T reg cells could be beneficial to cancer cell growth and tumor progression in several ways. On one hand, they can suppress components of the adaptive immune system providing protection against antigen-specific tumor cell killing. On the other hand, they can modulate components of the tumor microenvironment that may directly or indirectly promote tumor progression. To better understand the early changes taking place in the tumor milieu upon T reg cell ablation, we performed a protein array of 66 cytokines and chemokines on tumor lysates prepared on day 5 after DT administration to evaluate early changes in these soluble mediators (Fig. 4 A). Comparison of control and DT-treated tumor lysates revealed significant increments in 12 cytokines, although only 5 of them increased above a twofold threshold (Fig. 4 B). The most prominent increase was observed in IFN-γ, a proinflammatory cytokine with potent anti-tumor effects, followed by CXCL9 and CXCL10 (Fig. 4 C). These two chemokines are produced by several cell types in response to IFN-γ and serve as chemoattractant for CXCR3-expressing leukocytes, most notably Th1 and NK cells, but also monocytes. To validate these observations and determine the source of each cytokine, we isolated T cells (CD45⁺CD3⁺CD11B⁻Gr1⁻) and myeloid cells (CD45⁺CD3⁻CD11B⁺Gr1⁻) from an independent group of control and DT-treated tumors by fluorescence activated cell sorting. Using primer-specific semiquantitative PCR, we determined their mRNA levels in these two populations. We observed that IFN-γ was produced in the T cell compartment and increased significantly upon T reg cell ablation, whereas CXCL9 and CXCL10 were significantly increased in the myeloid compartment upon DT treatment, likely as a response to IFN-γ (Fig. 4 D). Because IFN-γ is a potent classic activator of macrophages, we quantified the mRNA levels of iNOS, a prototypical IFN-γ–induced effector molecule of M1 polarized macrophages. We observed a marked up-regulation of iNOS expression in the myeloid cell compartment upon T reg cell ablation (Fig. 4 E). Altogether, our results suggest that T reg cell ablation leads to a strong IFN-γ–dominated tumor milieu that can promote the anti-tumor responses of Th1, NK, and CD8⁺ T cells or generation of M1 macrophages.

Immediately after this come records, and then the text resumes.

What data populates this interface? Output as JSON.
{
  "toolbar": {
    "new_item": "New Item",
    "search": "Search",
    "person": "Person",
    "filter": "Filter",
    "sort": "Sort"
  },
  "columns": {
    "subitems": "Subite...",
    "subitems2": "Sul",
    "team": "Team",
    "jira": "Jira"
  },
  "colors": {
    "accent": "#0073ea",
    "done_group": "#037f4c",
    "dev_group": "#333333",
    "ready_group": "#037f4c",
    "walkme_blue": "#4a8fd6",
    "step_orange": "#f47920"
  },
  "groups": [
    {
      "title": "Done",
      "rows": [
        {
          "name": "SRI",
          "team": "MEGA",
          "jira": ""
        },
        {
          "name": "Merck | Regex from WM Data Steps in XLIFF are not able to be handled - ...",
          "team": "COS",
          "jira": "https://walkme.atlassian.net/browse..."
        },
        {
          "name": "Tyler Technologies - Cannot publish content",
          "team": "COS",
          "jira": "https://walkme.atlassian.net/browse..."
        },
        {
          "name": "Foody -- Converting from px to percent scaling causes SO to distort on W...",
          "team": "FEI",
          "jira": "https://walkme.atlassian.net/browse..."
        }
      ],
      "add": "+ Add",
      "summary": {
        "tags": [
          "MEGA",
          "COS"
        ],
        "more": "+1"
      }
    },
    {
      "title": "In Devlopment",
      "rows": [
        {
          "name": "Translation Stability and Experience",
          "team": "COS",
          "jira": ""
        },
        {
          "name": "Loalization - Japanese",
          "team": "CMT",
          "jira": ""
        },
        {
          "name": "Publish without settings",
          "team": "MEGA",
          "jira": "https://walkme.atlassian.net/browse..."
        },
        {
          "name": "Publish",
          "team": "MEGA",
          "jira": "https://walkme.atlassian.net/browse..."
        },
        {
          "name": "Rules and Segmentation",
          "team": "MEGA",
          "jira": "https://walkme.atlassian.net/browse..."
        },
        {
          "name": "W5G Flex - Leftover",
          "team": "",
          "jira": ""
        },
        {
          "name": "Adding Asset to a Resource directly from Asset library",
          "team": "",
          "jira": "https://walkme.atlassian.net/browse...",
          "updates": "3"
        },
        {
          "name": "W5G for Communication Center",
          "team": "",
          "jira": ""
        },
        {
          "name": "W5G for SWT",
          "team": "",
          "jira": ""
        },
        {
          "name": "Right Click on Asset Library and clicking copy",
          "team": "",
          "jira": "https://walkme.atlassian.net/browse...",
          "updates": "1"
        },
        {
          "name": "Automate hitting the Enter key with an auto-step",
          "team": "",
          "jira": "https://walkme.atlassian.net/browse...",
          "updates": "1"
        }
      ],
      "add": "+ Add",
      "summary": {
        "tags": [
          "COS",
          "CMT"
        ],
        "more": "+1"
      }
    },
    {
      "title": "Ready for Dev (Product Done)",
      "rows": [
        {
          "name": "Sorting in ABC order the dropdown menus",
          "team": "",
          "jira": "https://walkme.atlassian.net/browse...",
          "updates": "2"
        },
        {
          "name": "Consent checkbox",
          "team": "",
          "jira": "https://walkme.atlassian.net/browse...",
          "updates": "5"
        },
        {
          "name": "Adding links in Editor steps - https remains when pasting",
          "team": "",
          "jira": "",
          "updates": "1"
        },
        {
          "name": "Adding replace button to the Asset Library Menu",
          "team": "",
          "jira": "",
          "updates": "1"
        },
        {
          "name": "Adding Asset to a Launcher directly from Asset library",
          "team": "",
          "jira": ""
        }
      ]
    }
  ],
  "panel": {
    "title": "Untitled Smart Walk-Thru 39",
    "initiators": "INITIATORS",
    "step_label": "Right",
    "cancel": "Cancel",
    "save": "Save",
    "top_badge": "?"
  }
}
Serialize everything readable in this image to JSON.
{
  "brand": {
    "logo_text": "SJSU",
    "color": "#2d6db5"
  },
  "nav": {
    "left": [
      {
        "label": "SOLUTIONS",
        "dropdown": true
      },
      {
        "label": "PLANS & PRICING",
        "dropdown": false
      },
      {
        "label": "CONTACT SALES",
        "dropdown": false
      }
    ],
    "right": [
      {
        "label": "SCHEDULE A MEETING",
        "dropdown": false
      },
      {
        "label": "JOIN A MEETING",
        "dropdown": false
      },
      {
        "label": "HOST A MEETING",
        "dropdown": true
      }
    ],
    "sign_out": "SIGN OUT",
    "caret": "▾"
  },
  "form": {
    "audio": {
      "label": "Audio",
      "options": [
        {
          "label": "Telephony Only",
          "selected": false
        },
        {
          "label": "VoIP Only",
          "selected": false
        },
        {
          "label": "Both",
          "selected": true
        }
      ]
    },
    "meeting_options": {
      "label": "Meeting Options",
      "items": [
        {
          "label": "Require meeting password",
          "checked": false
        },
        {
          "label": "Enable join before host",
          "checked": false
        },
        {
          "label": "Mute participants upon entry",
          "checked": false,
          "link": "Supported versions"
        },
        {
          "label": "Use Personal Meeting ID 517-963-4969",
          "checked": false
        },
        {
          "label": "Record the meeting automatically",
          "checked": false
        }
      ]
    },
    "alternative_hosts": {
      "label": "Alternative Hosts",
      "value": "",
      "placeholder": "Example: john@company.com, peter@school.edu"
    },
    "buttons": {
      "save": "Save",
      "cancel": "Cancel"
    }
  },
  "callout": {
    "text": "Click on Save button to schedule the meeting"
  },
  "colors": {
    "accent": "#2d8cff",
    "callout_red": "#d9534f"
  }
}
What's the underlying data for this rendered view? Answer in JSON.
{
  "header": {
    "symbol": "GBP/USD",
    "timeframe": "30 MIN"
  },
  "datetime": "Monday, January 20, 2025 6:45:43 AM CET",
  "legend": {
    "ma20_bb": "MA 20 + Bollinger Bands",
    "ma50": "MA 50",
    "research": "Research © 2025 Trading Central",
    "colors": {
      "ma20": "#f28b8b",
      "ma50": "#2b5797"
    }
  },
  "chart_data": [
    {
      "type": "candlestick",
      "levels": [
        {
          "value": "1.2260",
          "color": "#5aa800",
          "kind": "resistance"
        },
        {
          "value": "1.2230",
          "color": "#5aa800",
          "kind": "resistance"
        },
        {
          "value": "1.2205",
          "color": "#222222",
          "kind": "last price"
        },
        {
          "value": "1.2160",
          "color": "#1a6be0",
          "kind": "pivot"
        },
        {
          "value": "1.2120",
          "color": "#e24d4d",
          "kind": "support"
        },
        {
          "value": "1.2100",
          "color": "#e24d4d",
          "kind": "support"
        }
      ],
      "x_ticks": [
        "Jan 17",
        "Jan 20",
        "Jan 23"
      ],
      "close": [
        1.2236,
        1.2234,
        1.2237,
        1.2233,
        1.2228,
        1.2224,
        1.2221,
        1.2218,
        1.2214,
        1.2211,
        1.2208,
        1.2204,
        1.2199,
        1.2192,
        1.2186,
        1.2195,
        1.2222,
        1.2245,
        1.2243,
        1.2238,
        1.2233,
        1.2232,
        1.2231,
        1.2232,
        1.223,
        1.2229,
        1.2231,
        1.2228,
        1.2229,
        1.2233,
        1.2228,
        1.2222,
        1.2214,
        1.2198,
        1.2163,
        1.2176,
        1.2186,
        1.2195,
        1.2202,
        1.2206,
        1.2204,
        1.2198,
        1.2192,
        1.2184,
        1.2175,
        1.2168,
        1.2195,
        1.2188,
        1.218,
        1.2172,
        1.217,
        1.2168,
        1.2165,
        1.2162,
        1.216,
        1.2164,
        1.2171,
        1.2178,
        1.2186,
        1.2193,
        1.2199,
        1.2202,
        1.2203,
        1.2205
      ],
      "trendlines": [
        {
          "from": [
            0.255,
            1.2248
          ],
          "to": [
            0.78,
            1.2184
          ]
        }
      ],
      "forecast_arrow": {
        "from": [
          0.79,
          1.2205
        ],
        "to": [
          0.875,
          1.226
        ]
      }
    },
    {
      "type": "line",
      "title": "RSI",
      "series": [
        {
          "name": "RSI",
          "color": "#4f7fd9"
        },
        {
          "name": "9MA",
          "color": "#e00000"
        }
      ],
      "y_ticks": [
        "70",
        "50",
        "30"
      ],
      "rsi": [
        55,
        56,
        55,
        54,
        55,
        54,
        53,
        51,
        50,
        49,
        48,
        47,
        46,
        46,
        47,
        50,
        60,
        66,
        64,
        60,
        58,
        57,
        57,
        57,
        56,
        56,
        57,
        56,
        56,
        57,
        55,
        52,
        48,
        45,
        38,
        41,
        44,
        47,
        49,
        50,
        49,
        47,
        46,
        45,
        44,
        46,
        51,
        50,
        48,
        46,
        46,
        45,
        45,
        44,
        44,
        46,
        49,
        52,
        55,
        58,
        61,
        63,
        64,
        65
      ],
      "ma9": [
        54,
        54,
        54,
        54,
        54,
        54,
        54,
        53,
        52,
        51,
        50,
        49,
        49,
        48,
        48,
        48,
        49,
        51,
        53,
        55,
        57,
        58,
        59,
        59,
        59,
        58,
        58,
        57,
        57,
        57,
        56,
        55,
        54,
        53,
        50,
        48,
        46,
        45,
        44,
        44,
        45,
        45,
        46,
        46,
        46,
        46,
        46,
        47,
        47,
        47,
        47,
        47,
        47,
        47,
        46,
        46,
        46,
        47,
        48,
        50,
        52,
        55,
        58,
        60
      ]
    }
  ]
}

Given the predominance of IFN-γ in T reg cell–depleted tumors, we sought to evaluate its role in the observed delayed tumor progression. Thus, we injected tumor-bearing Foxp3^DTR mice with 1 mg IFN-γ neutralizing antibody alone or in combination with DT. Although IFN-γ antibody treatment alone did not have an impact on tumor growth in control mice, IFN-γ antibody almost completely abolished the effect of DT-mediated T reg cell ablation on tumor growth (Fig. 5 A). Next, we wanted to determine whether the anti-tumoral effect was mediated through cytotoxic T or NK cells. To test this, we ablated T reg cells in the presence of NK- or CD8-depleting antibodies. NK cell depletion using NK1.1 antibody did not have a detectable effect on growth of control or T reg cell–depleted tumors (Fig. 5 B). In addition, administration of CD8-depleting antibody during the course of T reg cell ablation did not affect the resulting tumor growth reduction (Fig. 5 C). To corroborate this finding, we made use of Foxp3^DTR mice lacking β2-microglobulin, which are required for MHC class I expression and proper maturation of CD8⁺ T cells (Gasteiger et al., 2013). In agreement with antibody-mediated depletion, T reg cell ablation in control or DT-treated Foxp3^DTR β2M^−/− mice resulted in comparable determent of tumor progression and indistinguishable tumor growth profiles (Fig. 5 D). In contrast, when CD4⁺ cells were depleted from the DT-treated tumors, there was a pronounced attenuation in the T reg cell ablation-mediated anti-tumor effect (Fig. 5 E). Together, these results indicate that NK and CD8⁺ T cells are not necessary for the anti-tumor effect of T reg cell ablation, which is dependent on CD4⁺ T cells and requires IFN-γ. In addition, these observations suggest that NK and CD8⁺ T cells are dispensable as sources of IFN-γ.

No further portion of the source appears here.